Wednesday, February 5, 2014

A Frederick Seaver Family Home in Fitchburg - Post 293 for (Not So) Wordless Wednesday

I'm posting family photographs from my collection on Wednesdays, but they aren't Wordless Wednesday posts like others do - I am incapable of having a wordless post.

Here is a photograph of an ancestral home taken on one of our vacation/genealogy trips to Massachusetts:



This Seaver ancestral home is at 116 Lawrence Street in Fitchburg, Worcester County, Massachusetts.  

I believe that my grandparents, Frederick W. and Alma Bessie (Richmond), and their growing family of three young daughters and a son, resided here from about 1908 to about 1912.  My father was born in this house on 15 October 1911.  

I took the picture above in 2007 while visiting Leominster to attend the memorial service and burial of my aunt, Geraldine (Seaver) Remley, the youngest child of Fred and Bessie.

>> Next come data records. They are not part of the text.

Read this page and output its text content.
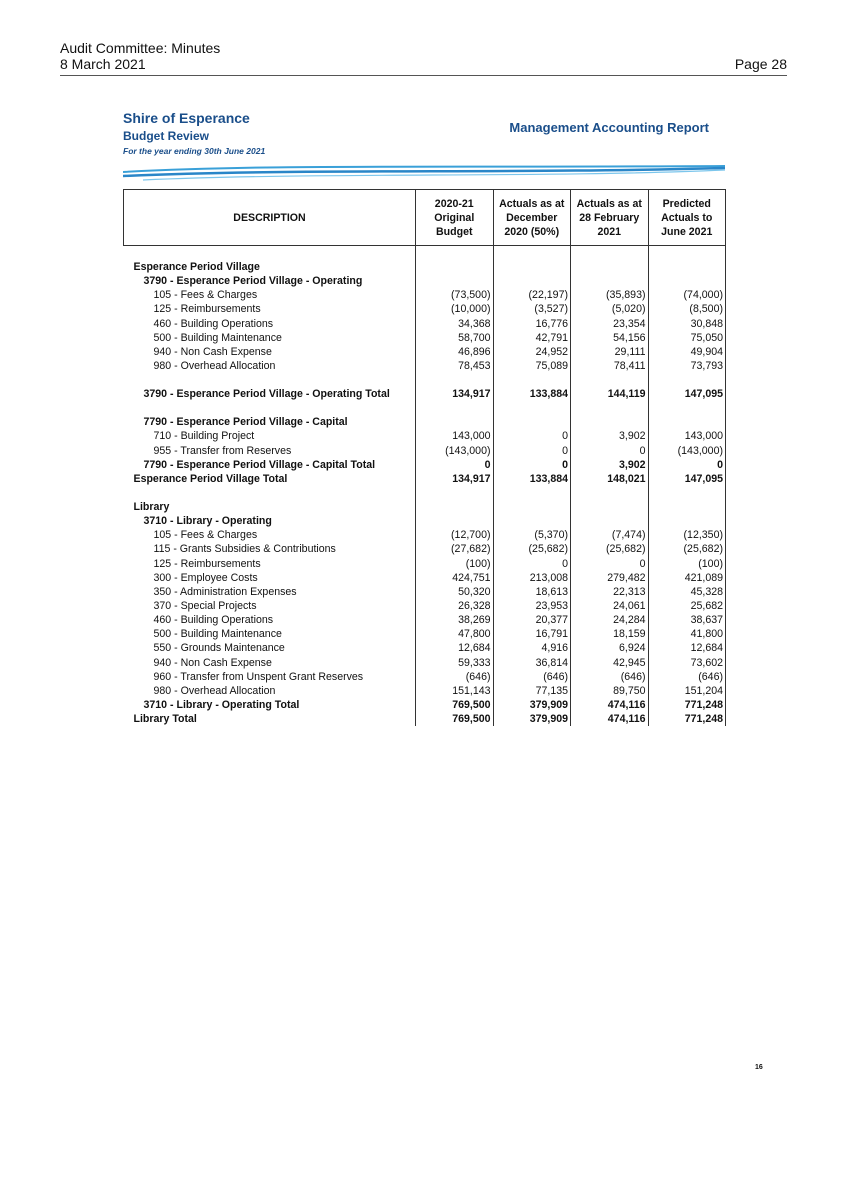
Audit Committee: Minutes
8 March 2021	Page 28
Shire of Esperance
Budget Review
For the year ending 30th June 2021
Management Accounting Report
DESCRIPTION	2020-21 Original Budget	Actuals as at December 2020 (50%)	Actuals as at 28 February 2021	Predicted Actuals to June 2021

Esperance Period Village				
3790 - Esperance Period Village - Operating				
105 - Fees & Charges	(73,500)	(22,197)	(35,893)	(74,000)
125 - Reimbursements	(10,000)	(3,527)	(5,020)	(8,500)
460 - Building Operations	34,368	16,776	23,354	30,848
500 - Building Maintenance	58,700	42,791	54,156	75,050
940 - Non Cash Expense	46,896	24,952	29,111	49,904
980 - Overhead Allocation	78,453	75,089	78,411	73,793

3790 - Esperance Period Village - Operating Total	134,917	133,884	144,119	147,095

7790 - Esperance Period Village - Capital				
710 - Building Project	143,000	0	3,902	143,000
955 - Transfer from Reserves	(143,000)	0	0	(143,000)
7790 - Esperance Period Village - Capital Total	0	0	3,902	0
Esperance Period Village Total	134,917	133,884	148,021	147,095

Library				
3710 - Library - Operating				
105 - Fees & Charges	(12,700)	(5,370)	(7,474)	(12,350)
115 - Grants Subsidies & Contributions	(27,682)	(25,682)	(25,682)	(25,682)
125 - Reimbursements	(100)	0	0	(100)
300 - Employee Costs	424,751	213,008	279,482	421,089
350 - Administration Expenses	50,320	18,613	22,313	45,328
370 - Special Projects	26,328	23,953	24,061	25,682
460 - Building Operations	38,269	20,377	24,284	38,637
500 - Building Maintenance	47,800	16,791	18,159	41,800
550 - Grounds Maintenance	12,684	4,916	6,924	12,684
940 - Non Cash Expense	59,333	36,814	42,945	73,602
960 - Transfer from Unspent Grant Reserves	(646)	(646)	(646)	(646)
980 - Overhead Allocation	151,143	77,135	89,750	151,204
3710 - Library - Operating Total	769,500	379,909	474,116	771,248
Library Total	769,500	379,909	474,116	771,248
16
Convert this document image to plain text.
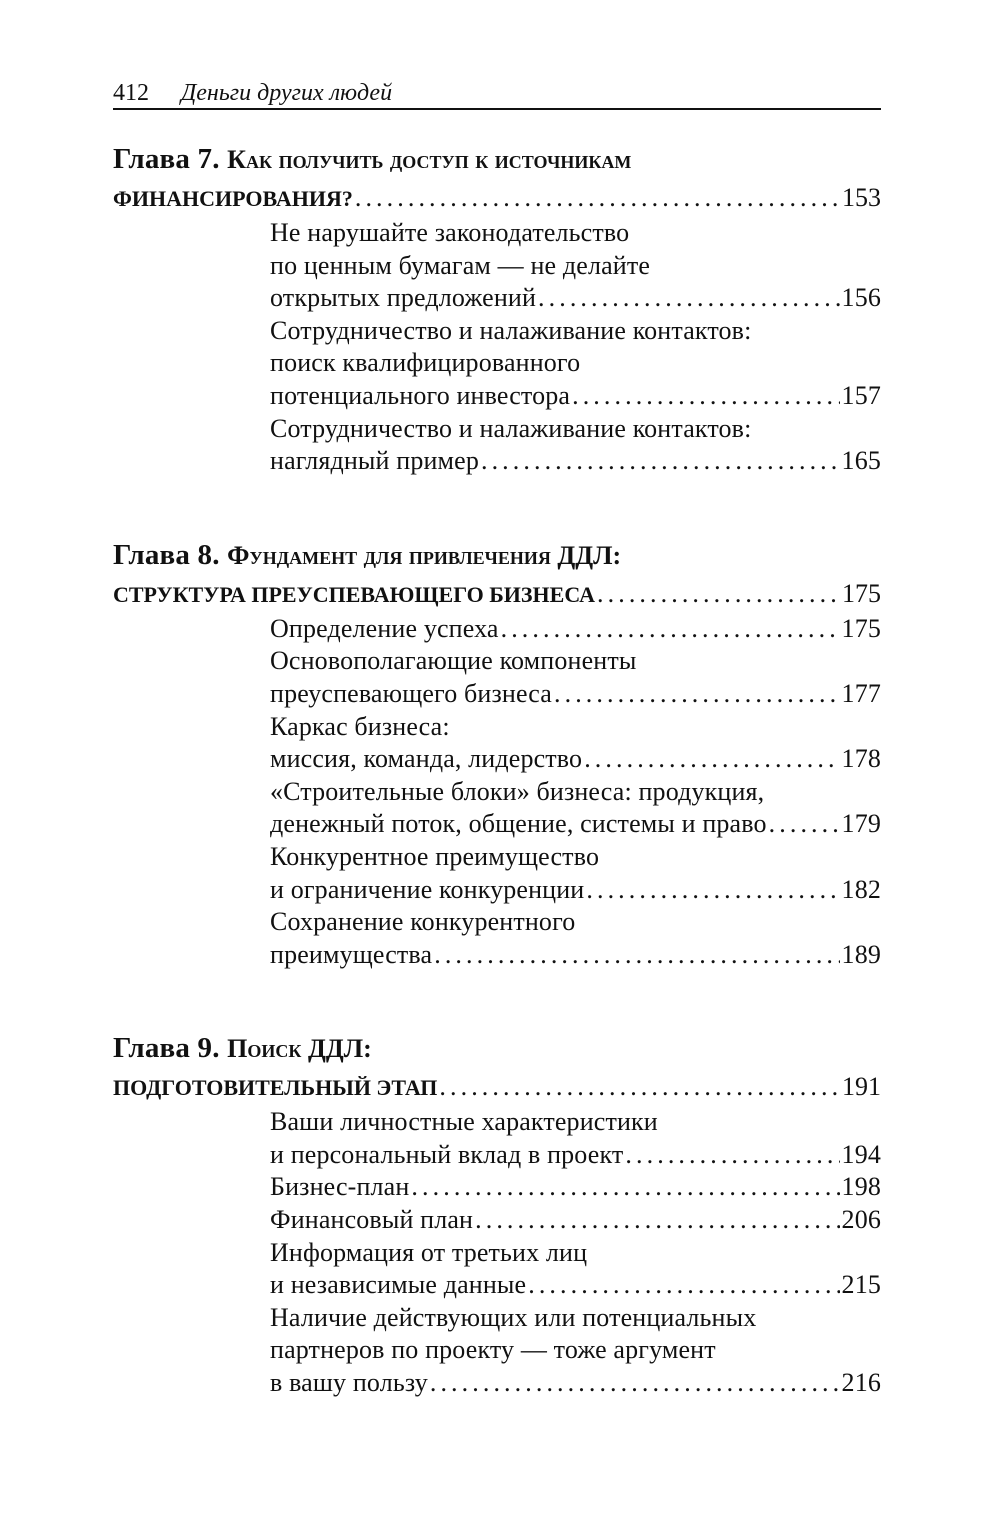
412 Деньги других людей
Глава 7. Как получить доступ к источникам
ФИНАНСИРОВАНИЯ? . . .	153
Не нарушайте законодательство
по ценным бумагам — не делайте
открытых предложений . . .	156
Сотрудничество и налаживание контактов:
поиск квалифицированного
потенциального инвестора . . .	157
Сотрудничество и налаживание контактов:
наглядный пример . . .	165
Глава 8. Фундамент для привлечения ДДЛ:
СТРУКТУРА ПРЕУСПЕВАЮЩЕГО БИЗНЕСА . . .	175
Определение успеха . . .	175
Основополагающие компоненты
преуспевающего бизнеса . . .	177
Каркас бизнеса:
миссия, команда, лидерство . . .	178
«Строительные блоки» бизнеса: продукция,
денежный поток, общение, системы и право . . .	179
Конкурентное преимущество
и ограничение конкуренции . . .	182
Сохранение конкурентного
преимущества . . .	189
Глава 9. Поиск ДДЛ:
ПОДГОТОВИТЕЛЬНЫЙ ЭТАП . . .	191
Ваши личностные характеристики
и персональный вклад в проект . . .	194
Бизнес-план . . .	198
Финансовый план . . .	206
Информация от третьих лиц
и независимые данные . . .	215
Наличие действующих или потенциальных
партнеров по проекту — тоже аргумент
в вашу пользу . . .	216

I did not try to contact the current resident of the house.

The Google Map showing the location of this house relative to the eastern part of Fitchburg is:



I heard no memories about this house from my father's sisters.  I believe that this is the house that my father's oldest brother, Stanley Richmond Seaver, died in of scarlet fever at age 5 in 1910.  My Aunt Marion told of reaching through a hole in the door while he was quarantined to touch his finger and talk to him.  The story always saddened me - here was this sick child and nothing could be done for him except lock him away so nobody could touch him without getting scarlet fever themselves.